Today’s Top Story

Presidential Update from Joseph A. Bosco III, MD, FAAOS

In his latest message, AAOS President Joseph A. Bosco III, MD, FAAOS, highlighted three major steps that the Consolidated Appropriations Act, 2021 (HR. 133) took to mitigate the impact of planned cuts in the 2021 Medicare Physician Fee Schedule final rule. The legislation increased Medicare payments across all specialties by 3.75 percent for one year, suspended implementation of the G2211 add-on code for complex visits until 2024, and delayed the scheduled 2 percent Medicare sequestration cut until March 31. Legislative action could not protect against the egregious attack on total hip arthroplasty (THA) and total knee arthroplasty (THA) codes but provided some relief on the overall reimbursement of these procedures. Dr. Bosco assured members that AAOS will advocate against further reductions to the value of orthopaedic care in 2022 and beyond.

Read Dr. Bosco’s message…

 
 
 
 
In Other News

Study: What Is the Return to Work Rate Following Rotator Cuff Repair?

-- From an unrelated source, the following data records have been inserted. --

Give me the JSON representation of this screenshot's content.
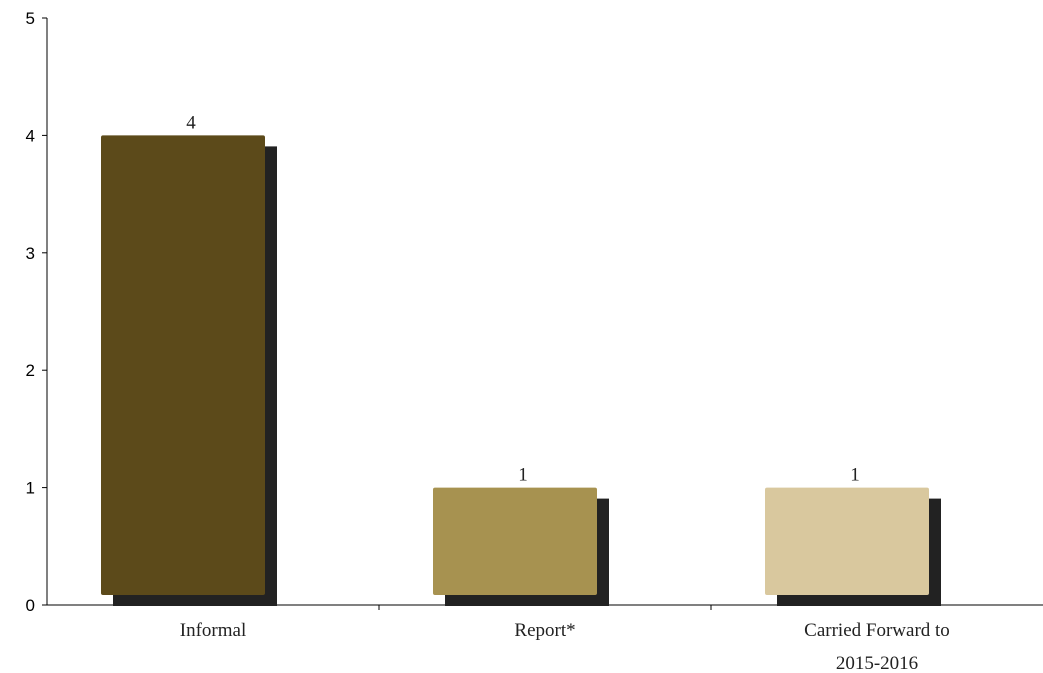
{
  "chart_data": {
    "type": "bar",
    "categories": [
      [
        "Informal"
      ],
      [
        "Report*"
      ],
      [
        "Carried Forward to",
        "2015-2016"
      ]
    ],
    "values": [
      4,
      1,
      1
    ],
    "data_labels": [
      "4",
      "1",
      "1"
    ],
    "bar_colors": [
      "#5c4a1a",
      "#a79250",
      "#d9c89e"
    ],
    "shadow_color": "#222222",
    "ylim": [
      0,
      5
    ],
    "yticks": [
      0,
      1,
      2,
      3,
      4,
      5
    ],
    "grid": false,
    "title": "",
    "xlabel": "",
    "ylabel": ""
  }
}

A systematic review and meta-analysis published online in The American Journal of Sports Medicine found that most patients who underwent primary rotator cuff repair returned to work eight months later. The study consisted of 13 retrospective studies encompassing 1,224 total patients. An overall weighted average of 62.3 percent of patients returned to work at a mean 8.15 months postoperatively. Return to previous work rates were higher among those with decreasing work intensity. Return to work did not largely differ between open and arthroscopic repair technique or workers’ compensation and nonworkers’ compensation patients.

Read the abstract…

 
 
 
 
Study Compared Bundled Payment Costs After Joint Arthroplasty by Race

A study published in the January issue of The Journal of Arthroplasty compared episode-of-care costs between Black versus white patients undergoing TKA or THA. Using Medicare claims data, 7,310 primary TKA and THA patients were identified. Black patients were younger than white patients but had higher rates of pulmonary disease, diabetes, and discharge to a rehabilitation facility. Black patients, compared to white patients, had higher subacute rehabilitation ($1,909 versus $1,284), home health ($819 versus $698), post-acute care ($5,656 versus $4,961), and overall 90-day episode-of-care costs ($19,457 versus $18,694).

Read the abstract…

 
 
 
Study Evaluates Effect of Surgical Management of Intramuscular Venous Malformations

According to a study published in the January issue of the Journal of Pediatric Orthopaedics, surgery as a first-line treatment for intramuscular venous malformations may be appropriate and relieve pain. Fifty-four cases of vascular anomalies from January 2004 through December 2018 were retrospectively reviewed; 40 underwent surgery. After surgery, nearly all patients with preoperative pain experienced improved pain (n = 36/39), and three-quarters were pain-free. In the 13 cases where whole muscle excision was required, all patients had improved pain postoperatively, and 10 of them were pain-free. A trend was observed between previous intervention with surgery or sclerotherapy and less successful operative outcomes.

Read the abstract…

 
 
 
Study Compares Treatments for Pain in Chronic Plantar Fasciitis

A retrospective study published in the January issue of Foot & Ankle International compared corticosteroid injection (CSI), extracorporeal shock wave therapy (ESWT), and radiofrequency thermal lesioning (RTL) treatments in cases of chronic plantar heel pain where conservative treatments were ineffective. A total of 217 patients underwent CSI (n = 73), ESWT (n = 75), and RTL (n = 69). Outcomes were assessed at six months. All patients experienced significant improvements in pain, but CSI and RTL were more effective than ESWT. No complications were observed in any of the cohorts.

Read the abstract…

 
 
 
AAOS Now

MICRA Will Be Tested Again in 2022

In 1975, the Medical Injury Compensation Reform Act (MICRA) was enacted during a special session of the California legislature as a comprehensive plan to support physicians and limit the cost of medical liability premiums. MICRA has withstood multiple legal, legislative, and ballot initiative challenges since its inception and is once again being challenged. The most threatening aspect of the new ballot initiative, which is scheduled to be on the ballot for the General Election in 2022, is the creation of a new “catastrophic” category of injury, which completely eliminates the cap on noneconomic damages in cases deemed “catastrophic.” It is anticipated, should the initiative pass, that most medical malpractice cases would be filed as catastrophic cases.

Read more…

 
 
 
Your AAOS

AAOS Approves the Management of Distal Radius Fractures Evidence-based CPG

The AAOS Board of Directors has approved the Management of Distal Radius Fractures Evidence-based Clinical Practice Guideline (CPG). This guideline contains six recommendations, of which 66 percent are of strong or moderate strength, for orthopaedic surgeons and all quality physicians managing patients with acute distal radius fractures. This CPG was jointly developed between AAOS and the American Society for Surgery of the Hand.